Кинк. Право на удовольствие

22
18
20
22
24
26
28
30

В стороне главный юрист выдохнул — тихо, так, чтобы я только могла расслышать:

— Последние грибы встали на дыбы.

И эта фраза меня немыслимо взбесила — просто до дрожи в руках. А почему я должна молчать? Потому что всегда молчала — это и есть достаточная причина? Краснея не хуже утреннего студента Паши, подняла голос еще на полтона:

— Именно так, Карина Эдуардовна! И если уж речь зашла о списке премиальных, то можем начать с другого списка — кто и что конкретно сделал в Варшаве. Боюсь, в этом случае я не смогу оказаться в конце…

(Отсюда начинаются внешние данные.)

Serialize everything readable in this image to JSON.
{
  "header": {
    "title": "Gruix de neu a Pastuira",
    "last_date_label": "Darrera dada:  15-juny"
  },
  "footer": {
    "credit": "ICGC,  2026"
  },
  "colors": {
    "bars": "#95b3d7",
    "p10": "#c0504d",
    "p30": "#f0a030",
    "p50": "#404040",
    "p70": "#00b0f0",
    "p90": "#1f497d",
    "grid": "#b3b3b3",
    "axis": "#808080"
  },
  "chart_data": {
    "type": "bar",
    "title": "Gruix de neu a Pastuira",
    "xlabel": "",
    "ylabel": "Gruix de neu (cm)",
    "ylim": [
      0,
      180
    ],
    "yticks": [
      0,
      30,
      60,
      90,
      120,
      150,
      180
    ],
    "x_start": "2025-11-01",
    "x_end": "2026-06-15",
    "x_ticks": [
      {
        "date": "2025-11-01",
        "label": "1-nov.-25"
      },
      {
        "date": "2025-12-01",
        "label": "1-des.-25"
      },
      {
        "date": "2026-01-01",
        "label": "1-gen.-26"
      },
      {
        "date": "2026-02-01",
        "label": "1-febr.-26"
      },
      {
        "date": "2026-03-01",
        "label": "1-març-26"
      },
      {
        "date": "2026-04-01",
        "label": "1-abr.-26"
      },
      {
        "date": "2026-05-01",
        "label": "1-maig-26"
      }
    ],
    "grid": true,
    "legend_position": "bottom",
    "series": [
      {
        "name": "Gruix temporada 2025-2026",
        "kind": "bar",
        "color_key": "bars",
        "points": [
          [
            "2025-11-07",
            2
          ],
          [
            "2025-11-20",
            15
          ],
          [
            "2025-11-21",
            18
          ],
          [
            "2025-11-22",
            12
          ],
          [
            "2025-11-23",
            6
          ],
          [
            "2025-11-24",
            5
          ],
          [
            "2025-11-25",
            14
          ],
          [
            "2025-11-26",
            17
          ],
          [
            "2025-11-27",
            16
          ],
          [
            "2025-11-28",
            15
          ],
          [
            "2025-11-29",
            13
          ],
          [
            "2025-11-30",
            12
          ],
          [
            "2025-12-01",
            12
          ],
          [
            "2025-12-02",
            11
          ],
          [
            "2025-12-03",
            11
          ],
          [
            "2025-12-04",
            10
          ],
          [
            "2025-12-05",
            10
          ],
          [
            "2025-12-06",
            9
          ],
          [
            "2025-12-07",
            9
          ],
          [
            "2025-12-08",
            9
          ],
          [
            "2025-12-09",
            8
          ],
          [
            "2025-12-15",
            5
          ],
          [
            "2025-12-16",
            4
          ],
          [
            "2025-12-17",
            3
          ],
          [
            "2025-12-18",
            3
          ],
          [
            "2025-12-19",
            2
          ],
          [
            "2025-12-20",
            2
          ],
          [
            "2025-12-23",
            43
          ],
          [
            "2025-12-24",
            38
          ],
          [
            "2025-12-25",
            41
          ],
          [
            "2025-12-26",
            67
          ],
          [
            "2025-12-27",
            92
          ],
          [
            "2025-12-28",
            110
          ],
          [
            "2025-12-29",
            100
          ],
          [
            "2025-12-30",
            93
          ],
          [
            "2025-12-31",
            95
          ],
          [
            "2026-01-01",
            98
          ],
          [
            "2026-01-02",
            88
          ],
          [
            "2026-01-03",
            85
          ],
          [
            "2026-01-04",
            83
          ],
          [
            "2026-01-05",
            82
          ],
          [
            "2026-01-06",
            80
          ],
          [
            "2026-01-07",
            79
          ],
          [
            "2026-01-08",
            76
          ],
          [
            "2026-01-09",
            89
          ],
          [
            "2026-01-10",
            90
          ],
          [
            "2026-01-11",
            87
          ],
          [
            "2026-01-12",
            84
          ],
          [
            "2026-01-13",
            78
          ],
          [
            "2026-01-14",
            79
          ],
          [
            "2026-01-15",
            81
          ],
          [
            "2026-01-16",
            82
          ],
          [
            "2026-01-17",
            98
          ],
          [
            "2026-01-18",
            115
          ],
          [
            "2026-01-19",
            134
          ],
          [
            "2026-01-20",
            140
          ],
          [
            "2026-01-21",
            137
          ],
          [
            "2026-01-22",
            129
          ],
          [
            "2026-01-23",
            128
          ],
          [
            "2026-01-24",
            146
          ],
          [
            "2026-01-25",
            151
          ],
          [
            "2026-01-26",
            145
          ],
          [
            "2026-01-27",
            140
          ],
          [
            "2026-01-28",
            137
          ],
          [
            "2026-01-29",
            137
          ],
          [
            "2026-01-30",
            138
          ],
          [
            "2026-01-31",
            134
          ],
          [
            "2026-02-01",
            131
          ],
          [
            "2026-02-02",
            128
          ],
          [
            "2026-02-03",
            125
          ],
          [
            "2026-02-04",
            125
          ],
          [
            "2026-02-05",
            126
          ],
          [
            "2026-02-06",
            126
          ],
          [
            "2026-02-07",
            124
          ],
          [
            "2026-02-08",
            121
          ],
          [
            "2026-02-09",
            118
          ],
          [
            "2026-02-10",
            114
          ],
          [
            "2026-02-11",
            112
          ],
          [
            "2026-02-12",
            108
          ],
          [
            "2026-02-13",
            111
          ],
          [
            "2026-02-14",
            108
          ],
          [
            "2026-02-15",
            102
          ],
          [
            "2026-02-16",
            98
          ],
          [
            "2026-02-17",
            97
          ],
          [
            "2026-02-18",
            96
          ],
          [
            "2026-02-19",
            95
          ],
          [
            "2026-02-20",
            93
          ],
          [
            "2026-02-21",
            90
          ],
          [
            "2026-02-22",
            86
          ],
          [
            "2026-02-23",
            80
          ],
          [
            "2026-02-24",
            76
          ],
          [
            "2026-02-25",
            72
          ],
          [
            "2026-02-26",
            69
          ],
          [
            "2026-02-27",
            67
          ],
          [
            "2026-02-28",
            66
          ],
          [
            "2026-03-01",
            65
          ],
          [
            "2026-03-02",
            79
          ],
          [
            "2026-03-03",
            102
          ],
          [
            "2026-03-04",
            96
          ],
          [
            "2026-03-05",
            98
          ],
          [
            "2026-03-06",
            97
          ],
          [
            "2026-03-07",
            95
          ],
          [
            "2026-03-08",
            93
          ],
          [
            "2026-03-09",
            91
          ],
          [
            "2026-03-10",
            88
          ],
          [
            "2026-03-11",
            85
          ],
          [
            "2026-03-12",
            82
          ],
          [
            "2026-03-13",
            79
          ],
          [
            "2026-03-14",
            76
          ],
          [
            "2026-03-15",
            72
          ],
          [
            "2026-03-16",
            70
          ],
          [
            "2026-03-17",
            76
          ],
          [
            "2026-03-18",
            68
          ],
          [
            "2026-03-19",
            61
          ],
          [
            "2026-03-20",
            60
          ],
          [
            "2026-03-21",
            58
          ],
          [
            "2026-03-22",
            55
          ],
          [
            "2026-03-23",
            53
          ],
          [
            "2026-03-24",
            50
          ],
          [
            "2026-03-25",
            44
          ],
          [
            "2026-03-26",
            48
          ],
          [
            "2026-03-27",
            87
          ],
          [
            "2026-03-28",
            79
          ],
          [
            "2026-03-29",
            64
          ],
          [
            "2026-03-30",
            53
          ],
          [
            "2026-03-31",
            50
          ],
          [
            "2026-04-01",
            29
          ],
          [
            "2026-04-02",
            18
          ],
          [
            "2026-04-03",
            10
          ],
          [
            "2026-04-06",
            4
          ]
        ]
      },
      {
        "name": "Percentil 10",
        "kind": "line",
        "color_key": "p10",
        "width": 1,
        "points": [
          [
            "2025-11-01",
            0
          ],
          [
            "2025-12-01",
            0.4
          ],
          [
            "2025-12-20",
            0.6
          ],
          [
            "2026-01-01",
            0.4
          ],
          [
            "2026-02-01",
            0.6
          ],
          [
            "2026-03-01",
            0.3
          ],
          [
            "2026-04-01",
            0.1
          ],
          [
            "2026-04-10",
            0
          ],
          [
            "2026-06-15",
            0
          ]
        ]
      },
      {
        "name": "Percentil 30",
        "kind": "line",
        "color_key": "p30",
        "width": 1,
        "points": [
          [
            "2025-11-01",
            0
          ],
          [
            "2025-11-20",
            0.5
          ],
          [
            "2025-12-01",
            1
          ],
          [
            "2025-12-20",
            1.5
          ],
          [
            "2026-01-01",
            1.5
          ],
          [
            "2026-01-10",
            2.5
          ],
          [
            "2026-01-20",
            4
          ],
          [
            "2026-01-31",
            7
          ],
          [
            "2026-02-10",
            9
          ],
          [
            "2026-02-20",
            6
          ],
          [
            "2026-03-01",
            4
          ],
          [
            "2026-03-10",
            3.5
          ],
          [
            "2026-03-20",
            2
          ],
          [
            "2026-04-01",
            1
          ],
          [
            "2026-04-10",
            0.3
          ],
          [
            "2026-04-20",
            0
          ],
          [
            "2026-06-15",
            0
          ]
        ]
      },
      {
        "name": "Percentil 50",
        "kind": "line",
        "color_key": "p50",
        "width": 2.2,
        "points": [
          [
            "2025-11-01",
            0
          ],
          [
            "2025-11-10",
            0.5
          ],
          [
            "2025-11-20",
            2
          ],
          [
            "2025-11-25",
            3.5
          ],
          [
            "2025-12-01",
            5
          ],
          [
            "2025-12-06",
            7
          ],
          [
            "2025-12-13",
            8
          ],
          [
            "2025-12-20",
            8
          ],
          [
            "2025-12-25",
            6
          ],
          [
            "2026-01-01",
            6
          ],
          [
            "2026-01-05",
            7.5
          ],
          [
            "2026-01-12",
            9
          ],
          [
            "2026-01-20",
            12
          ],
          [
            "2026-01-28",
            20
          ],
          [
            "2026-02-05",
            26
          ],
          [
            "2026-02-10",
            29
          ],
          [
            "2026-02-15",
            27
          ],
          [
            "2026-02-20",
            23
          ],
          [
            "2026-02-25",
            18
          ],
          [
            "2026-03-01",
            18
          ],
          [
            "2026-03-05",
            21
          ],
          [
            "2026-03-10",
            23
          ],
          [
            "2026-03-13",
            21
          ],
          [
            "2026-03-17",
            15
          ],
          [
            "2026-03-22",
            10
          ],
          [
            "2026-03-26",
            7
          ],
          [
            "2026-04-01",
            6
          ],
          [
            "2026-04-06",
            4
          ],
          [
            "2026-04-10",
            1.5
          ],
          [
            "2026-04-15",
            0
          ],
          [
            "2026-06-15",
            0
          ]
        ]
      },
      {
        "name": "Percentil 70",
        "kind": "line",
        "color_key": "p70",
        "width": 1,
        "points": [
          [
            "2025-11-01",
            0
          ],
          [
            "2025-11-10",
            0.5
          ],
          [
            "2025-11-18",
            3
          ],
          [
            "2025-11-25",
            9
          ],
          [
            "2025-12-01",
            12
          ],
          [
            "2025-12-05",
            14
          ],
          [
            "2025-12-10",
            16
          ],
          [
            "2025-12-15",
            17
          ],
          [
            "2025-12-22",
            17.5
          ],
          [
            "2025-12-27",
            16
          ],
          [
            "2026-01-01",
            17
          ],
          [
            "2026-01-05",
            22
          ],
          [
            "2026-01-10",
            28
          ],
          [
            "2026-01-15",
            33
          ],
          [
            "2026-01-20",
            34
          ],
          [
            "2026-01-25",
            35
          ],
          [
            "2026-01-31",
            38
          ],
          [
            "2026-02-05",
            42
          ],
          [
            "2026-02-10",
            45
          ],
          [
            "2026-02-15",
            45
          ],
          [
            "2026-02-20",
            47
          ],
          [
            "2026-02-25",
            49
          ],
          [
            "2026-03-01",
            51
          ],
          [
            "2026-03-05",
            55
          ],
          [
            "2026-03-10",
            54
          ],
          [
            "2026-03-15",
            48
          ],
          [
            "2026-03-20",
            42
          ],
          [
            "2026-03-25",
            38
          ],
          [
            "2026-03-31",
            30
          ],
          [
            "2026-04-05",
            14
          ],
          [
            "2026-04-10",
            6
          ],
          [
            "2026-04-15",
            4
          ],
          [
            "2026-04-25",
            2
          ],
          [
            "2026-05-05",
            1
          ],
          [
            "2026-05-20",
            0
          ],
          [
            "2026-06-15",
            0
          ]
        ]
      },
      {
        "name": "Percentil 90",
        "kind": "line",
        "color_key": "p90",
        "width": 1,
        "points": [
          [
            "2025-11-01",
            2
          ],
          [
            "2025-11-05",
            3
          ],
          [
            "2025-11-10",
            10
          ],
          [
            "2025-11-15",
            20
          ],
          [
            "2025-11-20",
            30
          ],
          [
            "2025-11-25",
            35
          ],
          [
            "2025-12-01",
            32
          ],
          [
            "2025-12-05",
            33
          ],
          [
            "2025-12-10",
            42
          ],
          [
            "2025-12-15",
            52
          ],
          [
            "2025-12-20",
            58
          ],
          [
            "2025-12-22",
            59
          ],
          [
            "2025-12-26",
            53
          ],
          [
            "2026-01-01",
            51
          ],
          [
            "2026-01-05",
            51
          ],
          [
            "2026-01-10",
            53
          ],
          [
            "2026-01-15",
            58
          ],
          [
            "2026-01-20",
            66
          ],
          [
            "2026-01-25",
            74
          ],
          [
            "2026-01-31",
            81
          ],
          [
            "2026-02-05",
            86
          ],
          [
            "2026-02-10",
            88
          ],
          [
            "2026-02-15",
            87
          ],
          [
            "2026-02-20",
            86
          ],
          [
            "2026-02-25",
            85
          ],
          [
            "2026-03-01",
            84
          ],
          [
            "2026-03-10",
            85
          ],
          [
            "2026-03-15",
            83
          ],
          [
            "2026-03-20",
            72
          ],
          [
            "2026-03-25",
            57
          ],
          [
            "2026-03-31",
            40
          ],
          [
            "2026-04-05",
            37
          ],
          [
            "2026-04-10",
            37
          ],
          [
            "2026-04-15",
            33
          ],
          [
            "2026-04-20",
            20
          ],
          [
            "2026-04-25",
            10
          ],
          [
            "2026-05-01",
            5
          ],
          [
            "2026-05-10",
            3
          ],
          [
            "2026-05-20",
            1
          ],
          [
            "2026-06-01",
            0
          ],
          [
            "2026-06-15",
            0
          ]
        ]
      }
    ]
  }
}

Гробовая тишина давила, обескураживала, заставляла краснеть еще сильнее. Мне никогда до сих пор не удавалось оказаться в центре всеобщего внимания так остро. Кто-то изогнул бровь, кто-то с удивлением рассматривал мое лицо, как если бы я впервые оказалась в этом офисе, кто-то усмехался в кулак. Я же мечтала лишь провалиться сквозь землю. Однако начальница удивила:

— Хорошо, Лилия Андреевна. По крайней мере, сложно спорить, что ваш отчет был исчерпывающим. Елена Игнатьевна, верните ее в список. Молодых специалистов надо поддерживать — и кто знает, не вам ли достойная смена вырастет?

В меня вселился демон, раз я по его импульсу летела дальше и продолжала хорохориться:

— Молодым специалистам и зарплату надо индексировать, чтобы они захотели стать достойной сменой.

— Не наглейте, Лилия Андреевна, — усмехнулась начальница и продолжила нервотрепательное совещание.

Взгляды на меня стали еще пристальнее, сотрудники даже не слушали, что начальство продолжало их полоскать. Я же от неожиданной победы приободрилось, хотя — странное дело — провалиться под землю все равно хотелось. Раньше я была пустым местом, а теперь — пустое место с хамским гонором, это в каждом направленном на меня лице читалось. Людям прощают решительность только в том случае, когда этой решительности ждали. Но решительность от «последнего гриба на дыбах» смешна и непростительна, она вызывает не ненависть даже, а неприятное удивление. Карина Эдуардовна отреагировала на мое заявление лучшим образом, но уважения в ее глазах не прибавилось. Завтра я снова буду в чем-то виноватой — и снова придется либо проглатывать, либо показывать характер, а второй раз я уже не переживу. Смешки эти унизительные хуже, чем лишиться премии…

Думала я до конца рабочего дня, а затем приняла решение. Карина Эдуардовна явно удивилась появившемуся на ее столе заявлению об увольнении. Вскинула на меня взгляд и поморщилась.

— Меня ультиматумами не возьмешь, Лилия Андреевна. Обсудим повышение вашей зарплаты в следующем месяце.

— Дело не в этом. — Я окончательно растратила всю энергию, потому снова привычно для нее блеяла. — Я больше не хочу здесь работать.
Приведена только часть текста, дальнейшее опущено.